Just before Sheep Mountain Interpretive Center we encounter our first minor road construction. We slowly traveled the loose gravel and dry dusty road, Fortunately the turn into the Sheep Mountain parking lot was close. The southern slopes are primary winter and spring lambing area of a Dall sheep population. Using the scopes we just caught a group of Dall Sheep at the top of the mountain before they headed over the top of the mountain to graze. We talked with a ranger and learned a lot about the sheep.
Continuing up the highway we soon reached Destruction Bay, population 55, on the shore of Kluane Lake. It’s one of many communities that grew out of the building of the Alcan. Destruction Bay was a supply relay station built during the construction of the Alaska Highway. It got its name after a violent storm destroyed buildings and much of the construction materials that were stored there.
Next we rolled through Burwash Landing, one of the oldest settlements in the Yukon. This is the traditional home of the Southern Tutchone people of the Kluane First Nation. The community will celebrate it’s 106th anniversary this year. There is a post office, community hall and several businesses offering a variety of services.
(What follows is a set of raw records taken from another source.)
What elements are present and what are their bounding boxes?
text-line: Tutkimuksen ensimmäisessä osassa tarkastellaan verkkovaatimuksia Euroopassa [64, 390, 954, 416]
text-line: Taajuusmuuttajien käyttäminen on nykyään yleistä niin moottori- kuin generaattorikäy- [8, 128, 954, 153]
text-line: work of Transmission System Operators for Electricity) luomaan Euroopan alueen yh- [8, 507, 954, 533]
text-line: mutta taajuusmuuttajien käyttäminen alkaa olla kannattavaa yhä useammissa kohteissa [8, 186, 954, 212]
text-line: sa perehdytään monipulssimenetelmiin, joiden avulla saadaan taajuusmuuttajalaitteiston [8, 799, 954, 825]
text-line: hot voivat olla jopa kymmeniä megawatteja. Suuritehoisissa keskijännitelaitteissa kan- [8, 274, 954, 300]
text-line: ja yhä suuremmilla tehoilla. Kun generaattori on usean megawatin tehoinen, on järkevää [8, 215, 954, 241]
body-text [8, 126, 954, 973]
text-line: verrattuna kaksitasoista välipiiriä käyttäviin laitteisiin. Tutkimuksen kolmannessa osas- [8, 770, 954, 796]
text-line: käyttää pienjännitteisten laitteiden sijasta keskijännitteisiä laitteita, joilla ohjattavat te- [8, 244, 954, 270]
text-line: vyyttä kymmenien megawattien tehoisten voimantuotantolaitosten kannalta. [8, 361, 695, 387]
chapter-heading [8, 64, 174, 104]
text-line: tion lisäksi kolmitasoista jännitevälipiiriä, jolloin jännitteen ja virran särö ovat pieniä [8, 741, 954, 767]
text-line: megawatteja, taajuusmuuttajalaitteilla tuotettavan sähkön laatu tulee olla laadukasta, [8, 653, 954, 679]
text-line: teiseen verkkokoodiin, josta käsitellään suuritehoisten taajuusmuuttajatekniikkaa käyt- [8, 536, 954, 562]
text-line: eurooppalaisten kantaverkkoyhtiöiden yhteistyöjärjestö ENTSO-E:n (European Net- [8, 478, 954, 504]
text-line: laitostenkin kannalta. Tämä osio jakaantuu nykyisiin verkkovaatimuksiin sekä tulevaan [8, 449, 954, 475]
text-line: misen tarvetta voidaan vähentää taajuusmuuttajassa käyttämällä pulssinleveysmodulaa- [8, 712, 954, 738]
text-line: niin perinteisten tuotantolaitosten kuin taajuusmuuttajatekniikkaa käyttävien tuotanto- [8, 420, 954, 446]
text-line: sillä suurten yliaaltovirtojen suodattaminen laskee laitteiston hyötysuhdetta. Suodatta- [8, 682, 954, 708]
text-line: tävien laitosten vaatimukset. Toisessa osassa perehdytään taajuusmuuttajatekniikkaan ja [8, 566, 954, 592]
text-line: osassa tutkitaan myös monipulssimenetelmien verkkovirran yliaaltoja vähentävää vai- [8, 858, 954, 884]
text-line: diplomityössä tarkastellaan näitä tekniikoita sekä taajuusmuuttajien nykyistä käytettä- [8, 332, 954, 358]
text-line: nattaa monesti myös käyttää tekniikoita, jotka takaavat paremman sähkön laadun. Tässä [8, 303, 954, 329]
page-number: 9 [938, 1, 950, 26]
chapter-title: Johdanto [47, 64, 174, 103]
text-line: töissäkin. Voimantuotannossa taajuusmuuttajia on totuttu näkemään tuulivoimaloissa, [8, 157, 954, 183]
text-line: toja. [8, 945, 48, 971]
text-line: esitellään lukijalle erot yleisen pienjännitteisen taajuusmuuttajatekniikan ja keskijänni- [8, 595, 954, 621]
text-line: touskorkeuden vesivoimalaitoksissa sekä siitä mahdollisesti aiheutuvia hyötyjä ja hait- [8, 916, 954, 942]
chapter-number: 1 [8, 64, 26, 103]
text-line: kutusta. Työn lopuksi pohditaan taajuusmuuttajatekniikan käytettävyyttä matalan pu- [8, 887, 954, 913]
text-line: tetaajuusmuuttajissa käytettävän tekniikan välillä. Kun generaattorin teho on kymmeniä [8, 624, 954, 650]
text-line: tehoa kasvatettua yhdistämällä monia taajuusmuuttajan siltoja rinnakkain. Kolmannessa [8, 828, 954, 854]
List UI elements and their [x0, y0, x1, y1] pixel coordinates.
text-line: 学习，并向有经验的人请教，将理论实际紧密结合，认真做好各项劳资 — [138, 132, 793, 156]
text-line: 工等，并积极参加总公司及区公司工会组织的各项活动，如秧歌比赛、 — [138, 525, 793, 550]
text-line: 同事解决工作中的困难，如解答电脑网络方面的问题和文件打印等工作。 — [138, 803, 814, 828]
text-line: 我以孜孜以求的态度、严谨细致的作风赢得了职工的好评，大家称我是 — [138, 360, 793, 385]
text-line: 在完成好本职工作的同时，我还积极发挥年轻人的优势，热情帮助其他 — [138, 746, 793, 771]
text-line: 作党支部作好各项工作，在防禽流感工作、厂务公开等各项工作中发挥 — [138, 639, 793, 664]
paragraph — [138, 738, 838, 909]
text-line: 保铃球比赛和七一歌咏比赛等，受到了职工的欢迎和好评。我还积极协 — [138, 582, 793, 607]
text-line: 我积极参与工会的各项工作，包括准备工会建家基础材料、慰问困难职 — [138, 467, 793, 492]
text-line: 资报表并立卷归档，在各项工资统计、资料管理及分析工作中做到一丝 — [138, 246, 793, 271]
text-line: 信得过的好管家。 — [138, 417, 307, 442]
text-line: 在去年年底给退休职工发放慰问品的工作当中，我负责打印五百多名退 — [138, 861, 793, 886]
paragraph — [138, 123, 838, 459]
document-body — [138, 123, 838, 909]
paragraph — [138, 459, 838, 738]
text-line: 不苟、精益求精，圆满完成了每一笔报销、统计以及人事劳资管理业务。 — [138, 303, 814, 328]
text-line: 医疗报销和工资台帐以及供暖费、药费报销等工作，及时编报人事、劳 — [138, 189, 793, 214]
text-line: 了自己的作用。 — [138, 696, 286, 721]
We had been warned by other travelers about the section of the Alcan between Destruction Bay and the US Border just past Beaver Creek. I’ll say we were prepared, but were still amazed and shocked at what lay ahead of us. We have now experienced Alaska driving loose gravel, dirt, dust, orange caution flags everywhere identifying frost heaves 6 inches deep, cracked road and dips that look like roller coasters! We also got to experience the “clowns” in cars and 40ft Rvs who drive 60 MPH as they can hardly stay on the road! One Class A motor home passed us over dips and broken road wobbling from side to side.. I think the ‘A’ stood for something else. Todays trip was long and tireing because most of the time we could only drive 20 MPH and sometimes less.
This whole area is in bad need of rain Many of the rivers are very dry due to the lack of snow melt this year. After crossing the Donjek River we are traveling through forest, sub alpine valleys, past lakes, over clear creeks and past marshy bogs. The scenery is constantly changing. About 20 miles before Beaver Creek we gave in to the road and decided it was time to look for a campground. We found the Snag Junction Yukon Government Campground and pulled into site 5 next to a small lake. After getting set up we collapsed into our chairs by the lake. Peaceful, quiet, and there is only one other motor home here.
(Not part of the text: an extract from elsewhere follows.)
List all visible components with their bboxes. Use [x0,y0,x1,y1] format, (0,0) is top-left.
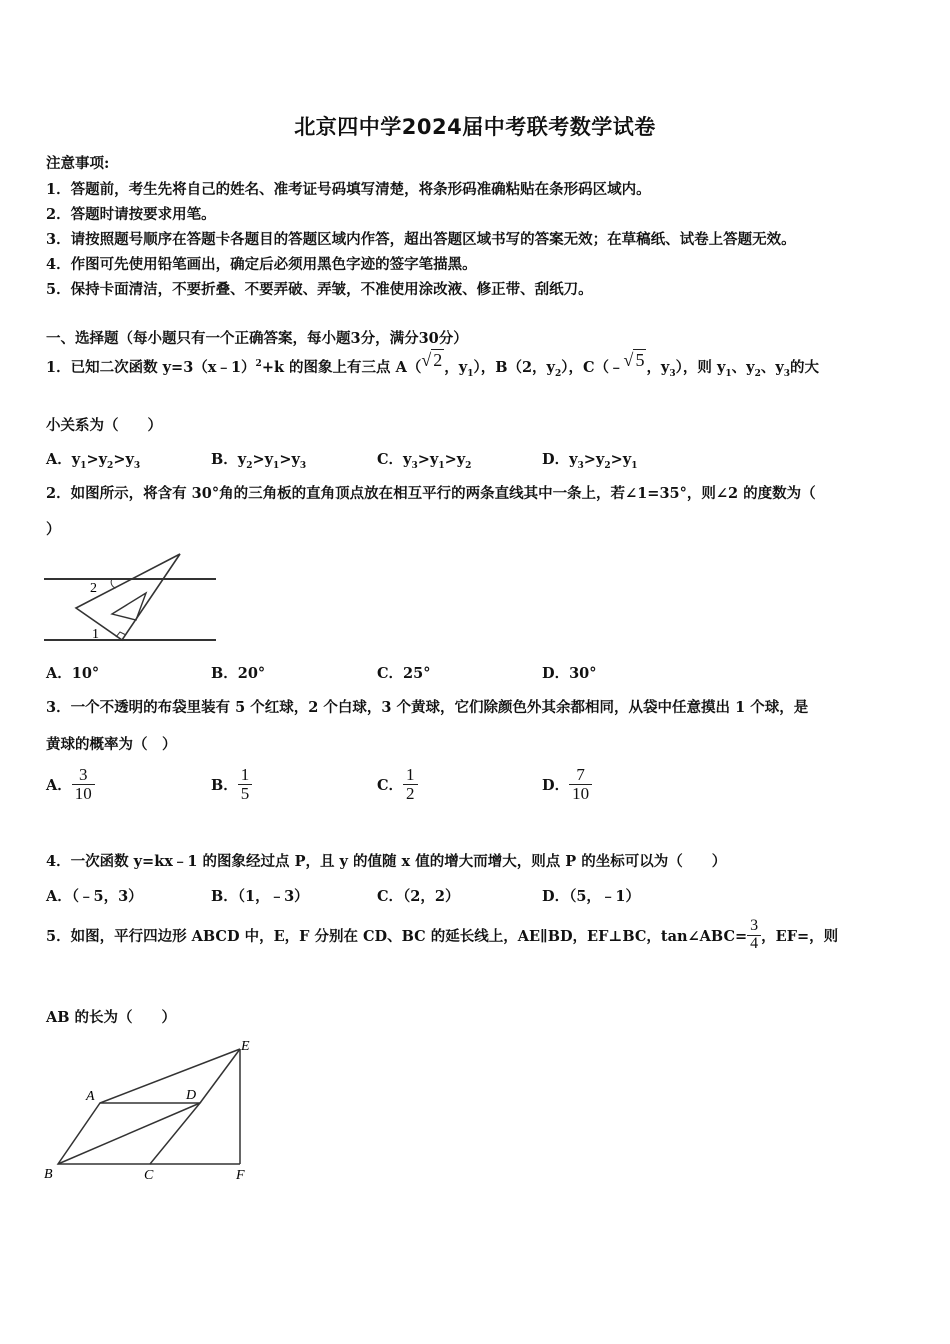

After a while we got dinner. Tonight we had the Halibut Cheeks on the grill with butter, salt & pepper. They were terrific. It will be a quiet night. We are dry camping again and we enjoy being in the wilderness.
Tomorrow we’ll be back in the U.S (Alaska). The roads should improve. We also have to check on the forest fire that is burning between Tok and Fairbanks. We know the road isn’t closed, but there were delays and we want to stay informed.
Although the drive was really hard, we are in a beautiful place and it was a good day!
Pictures: The Muffin, 1st glimpse of Kluane Lake, Kluane Lake, Kluane river Overlook, Sample of the bad road.